The vulnerability affects both open-source and commercial versions of the Sendmail Mail Transfer Agent, which is installed on more than 1.5 million systems connected to the Internet and has been reported to handle from 50 percent to 75 percent of Internet e-mail traffic.
Since the buffer overflow flaw was discovered Dec. 1 by researchers at Internet Security Systems Inc. of Atlanta, developers and distributors of the software have worked to create software patches.
Patches are available for open source versions at www.sendmail.org and for commercial versions from www.sendmail.com and from other vendors.
At the time of today's announcement, no evidence had been found that an exploit for the vulnerability had been created. But security experts urged fast action to fix the flaw.
'Sendmail is too big a target for attackers to ignore, so it makes sense to act immediately to protect your systems,' the SANS Institute of Bethesda, Md., said in a statement.
The vulnerability was the first test of the cyberresponse capabilities of the new Homeland Security Department. HSD and White House officials helped coordinate the response, according to ISS.
The vulnerability is in a security check used by Sendmail to validate addresses, either 'to' or 'from,' in e-mail header fields. A specially malformed address could trigger a buffer overflow and give an attacker root access to affected servers. Sendmail versions from 5.79 to the current 8.12.7 are vulnerable.
Effects of a successful attack could be extreme latency or unavailability of affected servers and compromised data integrity in incoming and outgoing traffic.
Sendmail advises users either to upgrade to Version 8.12.8 or to apply the appropriate patch to the earlier versions.
ISS notified the FBI's National Infrastructure Protection Center (now a part of Homeland Security) Dec. 5. It began coordinating with federal agencies, including the White House Office of Homeland Security and HSD on Feb. 7. Major Sendmail distributors, including Hewlett-Packard Co., IBM Corp., the Sendmail Consortium, SGI and Sun Microsystems Inc., began working on fixes. On the federal side, the Defense Department, Federal CIO Council, Federal Computer Incident Response Team, and Office of Management and Budget were added to the coordinating team.
The Common Vulnerabilities and Exposures project has assigned the identifier CAN-2002-1337 to the vulnerability, which is being evaluated for inclusion in the CVE list on the Web at cve.mitre.org.

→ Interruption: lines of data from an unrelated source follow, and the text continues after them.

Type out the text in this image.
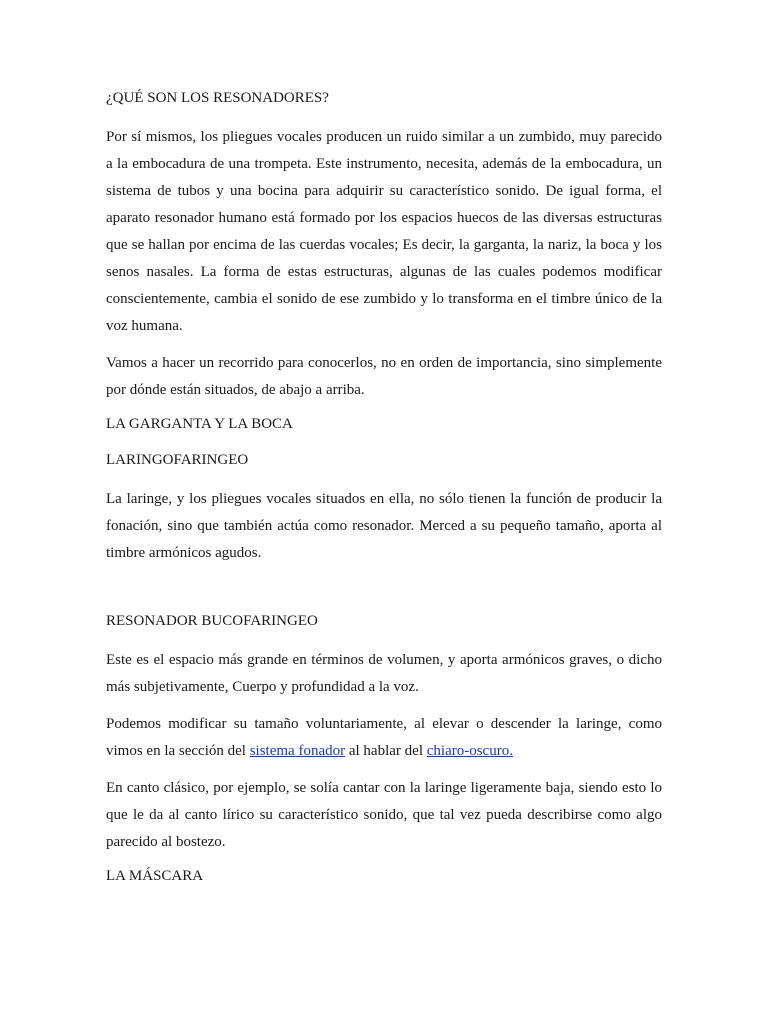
¿QUÉ SON LOS RESONADORES?

Por sí mismos, los pliegues vocales producen un ruido similar a un zumbido, muy parecido a la embocadura de una trompeta. Este instrumento, necesita, además de la embocadura, un sistema de tubos y una bocina para adquirir su característico sonido. De igual forma, el aparato resonador humano está formado por los espacios huecos de las diversas estructuras que se hallan por encima de las cuerdas vocales; Es decir, la garganta, la nariz, la boca y los senos nasales. La forma de estas estructuras, algunas de las cuales podemos modificar conscientemente, cambia el sonido de ese zumbido y lo transforma en el timbre único de la voz humana.

Vamos a hacer un recorrido para conocerlos, no en orden de importancia, sino simplemente por dónde están situados, de abajo a arriba.

LA GARGANTA Y LA BOCA

LARINGOFARINGEO

La laringe, y los pliegues vocales situados en ella, no sólo tienen la función de producir la fonación, sino que también actúa como resonador. Merced a su pequeño tamaño, aporta al timbre armónicos agudos.

RESONADOR BUCOFARINGEO

Este es el espacio más grande en términos de volumen, y aporta armónicos graves, o dicho más subjetivamente, Cuerpo y profundidad a la voz.

Podemos modificar su tamaño voluntariamente, al elevar o descender la laringe, como vimos en la sección del sistema fonador al hablar del chiaro-oscuro.

En canto clásico, por ejemplo, se solía cantar con la laringe ligeramente baja, siendo esto lo que le da al canto lírico su característico sonido, que tal vez pueda describirse como algo parecido al bostezo.

LA MÁSCARA
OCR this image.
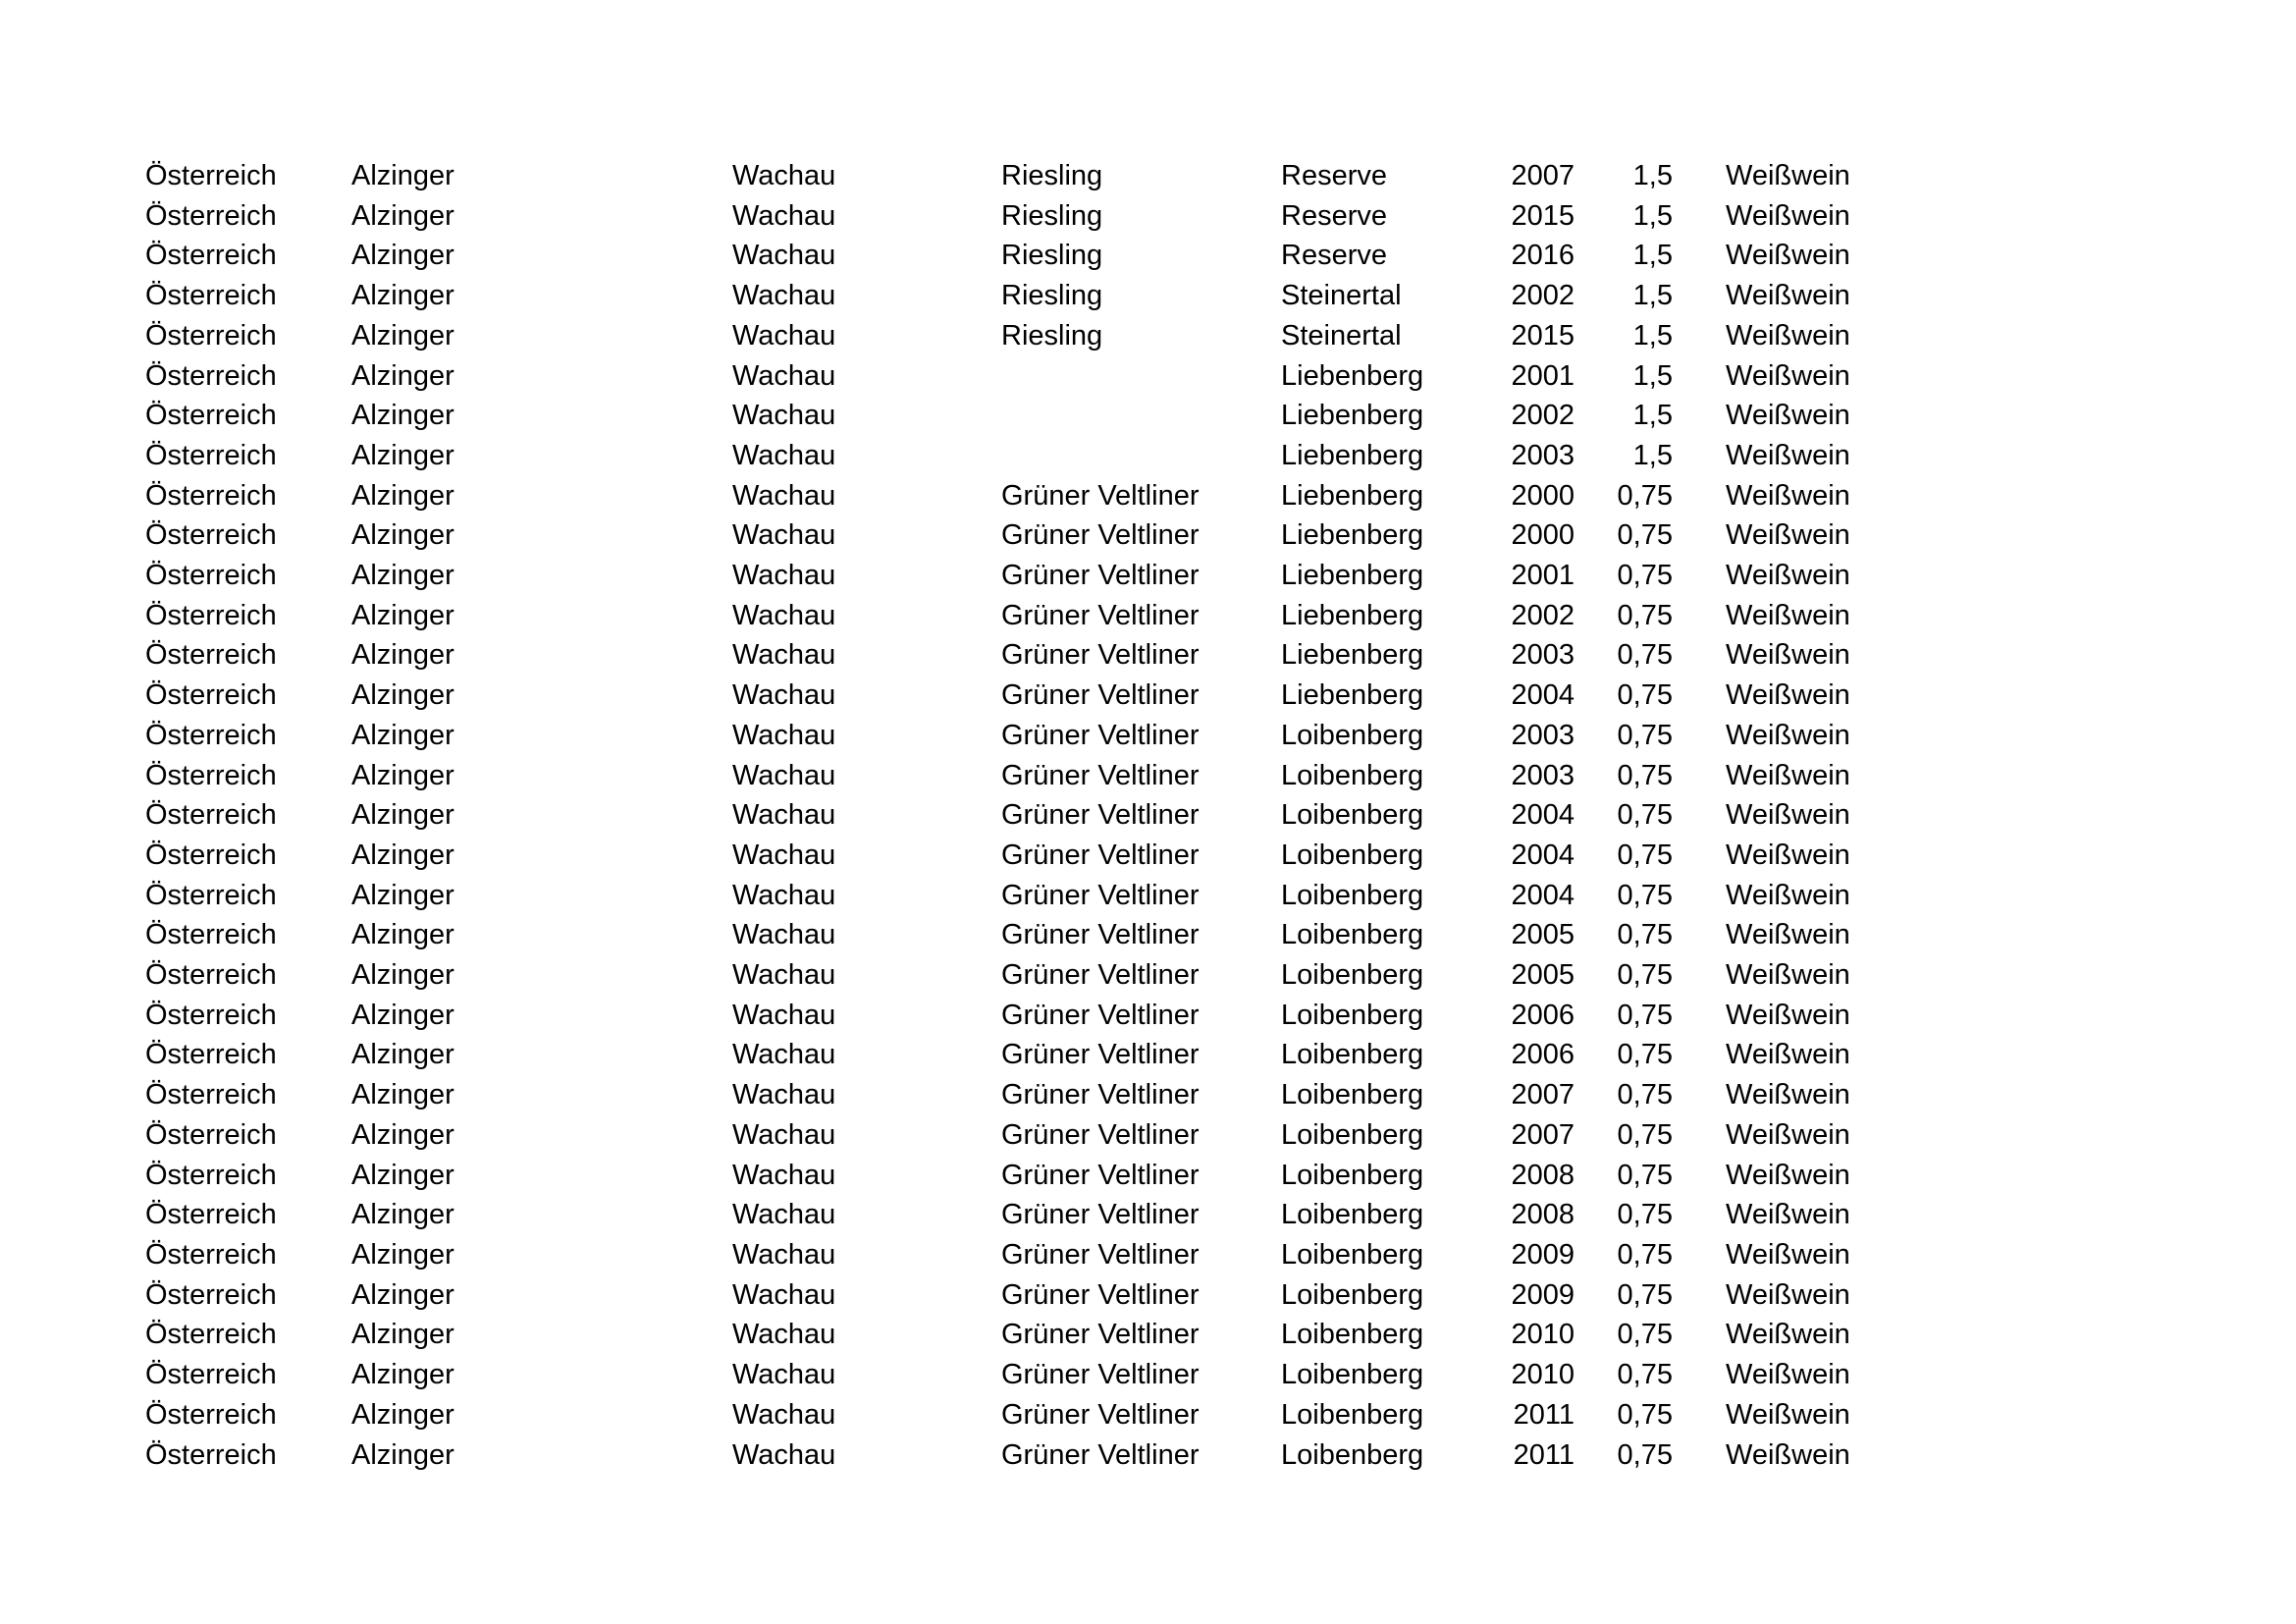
Österreich	Alzinger	Wachau	Riesling	Reserve	2007	1,5		Weißwein
Österreich	Alzinger	Wachau	Riesling	Reserve	2015	1,5		Weißwein
Österreich	Alzinger	Wachau	Riesling	Reserve	2016	1,5		Weißwein
Österreich	Alzinger	Wachau	Riesling	Steinertal	2002	1,5		Weißwein
Österreich	Alzinger	Wachau	Riesling	Steinertal	2015	1,5		Weißwein
Österreich	Alzinger	Wachau		Liebenberg	2001	1,5		Weißwein
Österreich	Alzinger	Wachau		Liebenberg	2002	1,5		Weißwein
Österreich	Alzinger	Wachau		Liebenberg	2003	1,5		Weißwein
Österreich	Alzinger	Wachau	Grüner Veltliner	Liebenberg	2000	0,75		Weißwein
Österreich	Alzinger	Wachau	Grüner Veltliner	Liebenberg	2000	0,75		Weißwein
Österreich	Alzinger	Wachau	Grüner Veltliner	Liebenberg	2001	0,75		Weißwein
Österreich	Alzinger	Wachau	Grüner Veltliner	Liebenberg	2002	0,75		Weißwein
Österreich	Alzinger	Wachau	Grüner Veltliner	Liebenberg	2003	0,75		Weißwein
Österreich	Alzinger	Wachau	Grüner Veltliner	Liebenberg	2004	0,75		Weißwein
Österreich	Alzinger	Wachau	Grüner Veltliner	Loibenberg	2003	0,75		Weißwein
Österreich	Alzinger	Wachau	Grüner Veltliner	Loibenberg	2003	0,75		Weißwein
Österreich	Alzinger	Wachau	Grüner Veltliner	Loibenberg	2004	0,75		Weißwein
Österreich	Alzinger	Wachau	Grüner Veltliner	Loibenberg	2004	0,75		Weißwein
Österreich	Alzinger	Wachau	Grüner Veltliner	Loibenberg	2004	0,75		Weißwein
Österreich	Alzinger	Wachau	Grüner Veltliner	Loibenberg	2005	0,75		Weißwein
Österreich	Alzinger	Wachau	Grüner Veltliner	Loibenberg	2005	0,75		Weißwein
Österreich	Alzinger	Wachau	Grüner Veltliner	Loibenberg	2006	0,75		Weißwein
Österreich	Alzinger	Wachau	Grüner Veltliner	Loibenberg	2006	0,75		Weißwein
Österreich	Alzinger	Wachau	Grüner Veltliner	Loibenberg	2007	0,75		Weißwein
Österreich	Alzinger	Wachau	Grüner Veltliner	Loibenberg	2007	0,75		Weißwein
Österreich	Alzinger	Wachau	Grüner Veltliner	Loibenberg	2008	0,75		Weißwein
Österreich	Alzinger	Wachau	Grüner Veltliner	Loibenberg	2008	0,75		Weißwein
Österreich	Alzinger	Wachau	Grüner Veltliner	Loibenberg	2009	0,75		Weißwein
Österreich	Alzinger	Wachau	Grüner Veltliner	Loibenberg	2009	0,75		Weißwein
Österreich	Alzinger	Wachau	Grüner Veltliner	Loibenberg	2010	0,75		Weißwein
Österreich	Alzinger	Wachau	Grüner Veltliner	Loibenberg	2010	0,75		Weißwein
Österreich	Alzinger	Wachau	Grüner Veltliner	Loibenberg	2011	0,75		Weißwein
Österreich	Alzinger	Wachau	Grüner Veltliner	Loibenberg	2011	0,75		Weißwein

Original plans called for announcing the vulnerability last week, but some smaller developers and distributors had not completed work on patches. Because monitoring of hacker chats showed no discussion of an exploit for the vulnerability and sensors detected no exploits in the wild, the announcement was delayed until today.
Information on the vulnerability is available at www.fedcirc.gov, at www.cert.org/advisories/CA-2003-07.html and www.iss.net.